Monday, April 22, 2013

Don't Forget to Drink Your Water

We all know that water is essential for life. About sixty percent of our body weight is made up of water. Every system in our body depends on water. It transports nutrients to body cells, flushes toxins out of organs, and provides a moist environment for ear, nose and throat tissues. Water is the largest single component of the human body, including the brain. Lack of water will lead to dehydration, inhibiting the body to carry out its normal functions. It drains our energy and makes us tired. Humans cannot live without water and because the body cannot store water, we need to replace the fluids we lose everyday. 

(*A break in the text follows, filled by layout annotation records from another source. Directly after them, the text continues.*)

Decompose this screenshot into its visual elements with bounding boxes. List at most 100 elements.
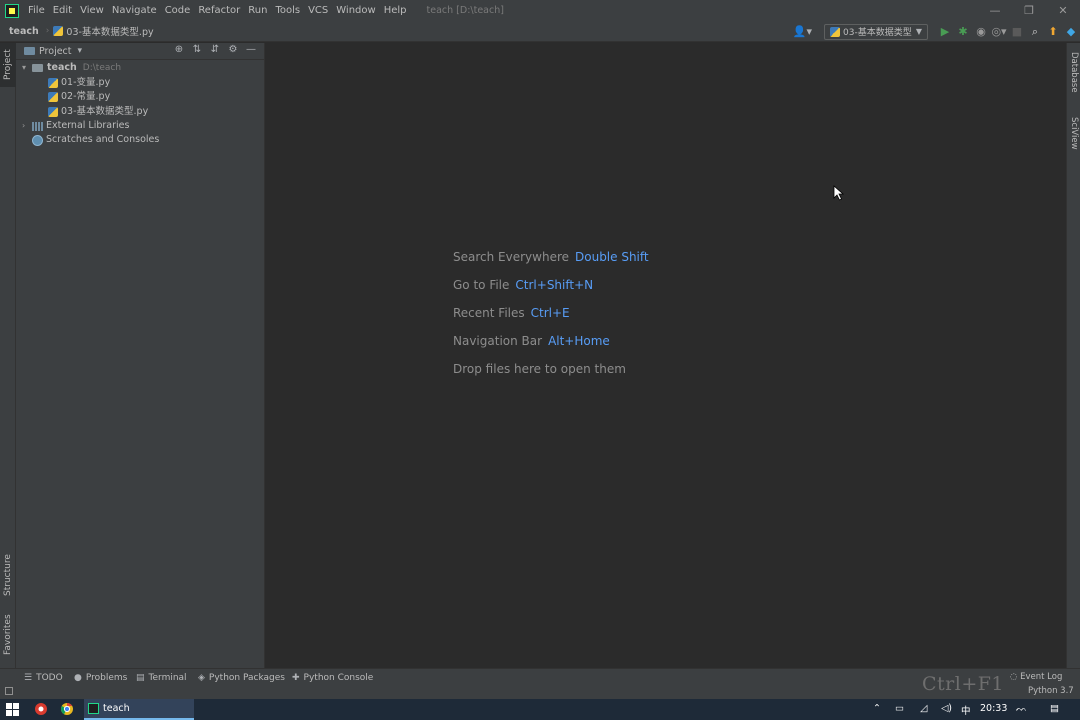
right-tool-stripe: Database SciView	[1066, 43, 1080, 668]
chevron-down-icon[interactable]: ▾	[22, 61, 32, 75]
menu-code[interactable]: Code	[161, 0, 195, 21]
hint-label: Search Everywhere	[453, 250, 569, 264]
tab-favorites[interactable]: Favorites	[0, 608, 16, 662]
breadcrumb-file[interactable]: 03-基本数据类型.py	[53, 24, 154, 38]
tab-problems[interactable]: ● Problems	[74, 673, 127, 683]
chevron-down-icon[interactable]: ▾	[78, 46, 83, 56]
tree-file[interactable]: 02-常量.py	[48, 90, 110, 104]
tab-sciview[interactable]: SciView	[1067, 111, 1080, 155]
notifications-icon[interactable]: ▤	[1050, 703, 1059, 714]
hint-label: Go to File	[453, 278, 510, 292]
debug-icon[interactable]: ✱	[954, 25, 972, 38]
project-view-icon	[24, 47, 35, 55]
breadcrumb-file-label: 03-基本数据类型.py	[66, 27, 154, 38]
profile-icon[interactable]: ◎▾	[990, 25, 1008, 38]
taskbar-pycharm-app[interactable]: teach	[84, 699, 194, 720]
tree-external-libraries[interactable]: › External Libraries	[22, 119, 129, 133]
update-icon[interactable]: ⬆	[1044, 25, 1062, 38]
search-icon[interactable]: ⌕	[1026, 25, 1044, 39]
hint-shortcut: Ctrl+E	[530, 306, 570, 320]
hide-icon[interactable]: —	[242, 44, 260, 55]
taskbar-clock[interactable]: 20:33	[980, 703, 1007, 714]
windows-start-icon[interactable]	[6, 703, 19, 716]
network-icon[interactable]: ◿	[920, 703, 927, 714]
window-title: teach [D:\teach]	[426, 5, 504, 16]
shortcut-overlay: Ctrl+F1	[922, 673, 1005, 695]
python-file-icon	[48, 78, 58, 88]
chevron-down-icon: ▼	[915, 27, 922, 36]
info-icon: ●	[74, 673, 82, 683]
tab-structure[interactable]: Structure	[0, 548, 16, 602]
menu-edit[interactable]: Edit	[49, 0, 76, 21]
tree-file[interactable]: 01-变量.py	[48, 76, 110, 90]
window-controls: — ❐ ✕	[978, 0, 1080, 21]
menu-view[interactable]: View	[76, 0, 108, 21]
editor-area[interactable]: Search Everywhere Double Shift Go to File…	[266, 43, 1066, 668]
tree-file-label: 03-基本数据类型.py	[61, 106, 149, 117]
gear-icon[interactable]: ⚙	[224, 44, 242, 55]
tray-app-icon[interactable]: ᨓ	[1016, 703, 1027, 714]
run-icon[interactable]: ▶	[936, 25, 954, 38]
battery-icon[interactable]: ▭	[895, 703, 904, 714]
project-panel-header: Project ▾ ⊕ ⇅ ⇵ ⚙ —	[16, 43, 264, 60]
hint-go-to-file: Go to File Ctrl+Shift+N	[453, 278, 593, 292]
tab-terminal-label: Terminal	[148, 673, 187, 683]
menu-run[interactable]: Run	[244, 0, 271, 21]
project-view-select[interactable]: Project	[39, 46, 72, 57]
tree-file[interactable]: 03-基本数据类型.py	[48, 105, 148, 119]
menu-navigate[interactable]: Navigate	[108, 0, 161, 21]
run-configuration-select[interactable]: 03-基本数据类型 ▼	[824, 23, 928, 40]
menu-tools[interactable]: Tools	[271, 0, 304, 21]
tab-python-packages[interactable]: ◈ Python Packages	[198, 673, 285, 683]
tree-file-label: 02-常量.py	[61, 91, 111, 102]
minimize-button[interactable]: —	[978, 0, 1012, 21]
project-panel: Project ▾ ⊕ ⇅ ⇵ ⚙ — ▾ teach D:\teach 01-…	[16, 43, 265, 668]
plugin-icon[interactable]: ◆	[1062, 25, 1080, 38]
tab-python-console[interactable]: ✚ Python Console	[292, 673, 373, 683]
toolbar-right: 👤▾ 03-基本数据类型 ▼ ▶ ✱ ◉ ◎▾ ■ ⌕ ⬆ ◆	[793, 21, 1080, 42]
close-button[interactable]: ✕	[1046, 0, 1080, 21]
menu-vcs[interactable]: VCS	[304, 0, 332, 21]
event-log-icon: ◌	[1010, 672, 1018, 682]
run-configuration-label: 03-基本数据类型	[843, 28, 912, 38]
taskbar-app-label: teach	[103, 703, 130, 714]
hint-label: Navigation Bar	[453, 334, 543, 348]
toggle-tool-windows-icon[interactable]	[5, 687, 13, 695]
os-taskbar: teach ⌃ ▭ ◿ ◁) 中 20:33 ᨓ ▤	[0, 699, 1080, 720]
tab-python-packages-label: Python Packages	[208, 673, 285, 683]
python-file-icon	[830, 26, 840, 37]
tab-terminal[interactable]: ▤ Terminal	[136, 673, 187, 683]
person-icon[interactable]: 👤▾	[793, 25, 812, 38]
menu-help[interactable]: Help	[380, 0, 411, 21]
python-file-icon	[48, 107, 58, 117]
collapse-all-icon[interactable]: ⇵	[206, 44, 224, 55]
tray-chevron-up-icon[interactable]: ⌃	[873, 703, 881, 714]
expand-all-icon[interactable]: ⇅	[188, 44, 206, 55]
stop-icon[interactable]: ■	[1008, 25, 1026, 38]
library-icon	[32, 121, 43, 131]
tab-database[interactable]: Database	[1067, 45, 1080, 99]
menu-window[interactable]: Window	[332, 0, 379, 21]
locate-icon[interactable]: ⊕	[170, 44, 188, 55]
tab-todo-label: TODO	[36, 673, 63, 683]
tree-external-libraries-label: External Libraries	[46, 120, 130, 131]
tree-scratches[interactable]: Scratches and Consoles	[32, 133, 159, 147]
coverage-icon[interactable]: ◉	[972, 25, 990, 38]
event-log-button[interactable]: ◌ Event Log	[1010, 672, 1062, 682]
menu-refactor[interactable]: Refactor	[194, 0, 244, 21]
tab-problems-label: Problems	[85, 673, 128, 683]
tab-todo[interactable]: ☰ TODO	[24, 673, 63, 683]
tree-root[interactable]: ▾ teach D:\teach	[22, 61, 121, 75]
menu-file[interactable]: File	[24, 0, 49, 21]
ime-indicator[interactable]: 中	[961, 703, 971, 717]
python-console-icon: ✚	[292, 673, 300, 683]
hint-label: Recent Files	[453, 306, 525, 320]
interpreter-status[interactable]: Python 3.7	[1028, 686, 1074, 696]
breadcrumb-project[interactable]: teach	[0, 26, 39, 37]
chrome-icon[interactable]	[60, 702, 74, 716]
volume-icon[interactable]: ◁)	[941, 703, 952, 714]
restore-button[interactable]: ❐	[1012, 0, 1046, 21]
app-red-icon[interactable]	[34, 702, 48, 716]
tab-project[interactable]: Project	[0, 43, 16, 87]
chevron-right-icon[interactable]: ›	[22, 119, 32, 133]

How Much Water Do We Need Daily? 

We've heard the "8 glasses (1.9 L) a day" rule and it is a good rule to remember by. Depending on where you live (high versus low altitudes, the kind of profession you do (runners versus office workers), whether you are pregnant or lactating, your health status, each person needs different levels of fluids. Here is a guideline from the Institute of Medicine:

Adult men - 3.7 L
Adult women 2.7 L
Toddlers up to age 3 - 1.3 L
Children between age 4 and 8 - 1.7 L
Boys between age 9 and 18 - 2.4-3.3 L
Girls between age 9 and 18 - 2.1-2.3 L
Pregnant women - 3 L
Nursing women - 3.8 L

When and How to Drink Water?

Drink Filtered Water. Although tap water in Singapore is considered safe to drink, I don't drink directly from the tap as it contains many chemicals such as chloride, fluoride, sulphate, etc. (Chlorine in tap water has been linked to killing the good bacteria in our digestive tract that keeps allergies away). I buy Brita water filters to remove water impurities. Although it may not remove all impurities, I feel some filtration is better than no filtration. Boiling water kills bacteria but doesn't remove chemicals. If you want to be safe, you can boil filtered water, especially for little babies.

Drink water in between meals. Most of the time I drink water with my meals just because the water is right in front of me and it's convenient. But the truth is drinking too much water during meals dilutes our digestive juices, thus slowing down digestion and making the absorption of nutrients less effective. It is suggested that we drink water about 15 minutes before and 30 minutes after meals. This is something new for me, so I will have to work on this. But of course if you are thirsty during mealtimes, it is important to hydrate yourself. 

Drink water at room temperature. It is a good idea to consider drinking our water at room temperature as it is widely believed that cold water puts more strain in the body, especially the liver. I still drink cold water sometimes but I will try to limit it going forward. 

Store your water wisely. Glass or steel cups or bottles are best. If you buy water in plastic cups/bottles, consider not re-using it or leave them in a hot car/place as toxins may leach into the water.

I put a glass and a water jar in my room so I have easy access when I need to drink. It motivates me to drink more when I can easily reach for it and not wait until I'm thirsty because I'm lazy to walk out to the kitchen to get water. If you're already thirsty, it means your body is already dehydrated. So make water easily accessible especially with young children. Keep their water bottles close to them so we can offer them to drink as often as possible.

What are your thoughts on drinking cold or ice water? How do you make sure you're hydrated?

Disclosure: This post contains an affiliate link.


  1. Hi Vicky,

    I also used to think, the more the better.
    You might want to look into "Fiber Menace" by Konstantin Monastyrsky.
    From the summary of the second chapter:
    -The recommendation to drink 8 glasses of water in addition to food intake is wrong, because it doesn't take into account the substantial water content of food and water produced by the body's own metabolism.
    -Overconsumption of water causes a broad range of other conditions and diseases related to depletion and deficiencies of essential minerals and microelements, and adds additional stress on cardiovascular, genitourinary and digestive organs.

    I couldn't believe my eyes when I read it, but even the WAPF endorses his book (, and the reaction from the scientific community has been nothing but positive.

    1. Hi Choon Yan,
      Thanks for sharing and for the book recommendation!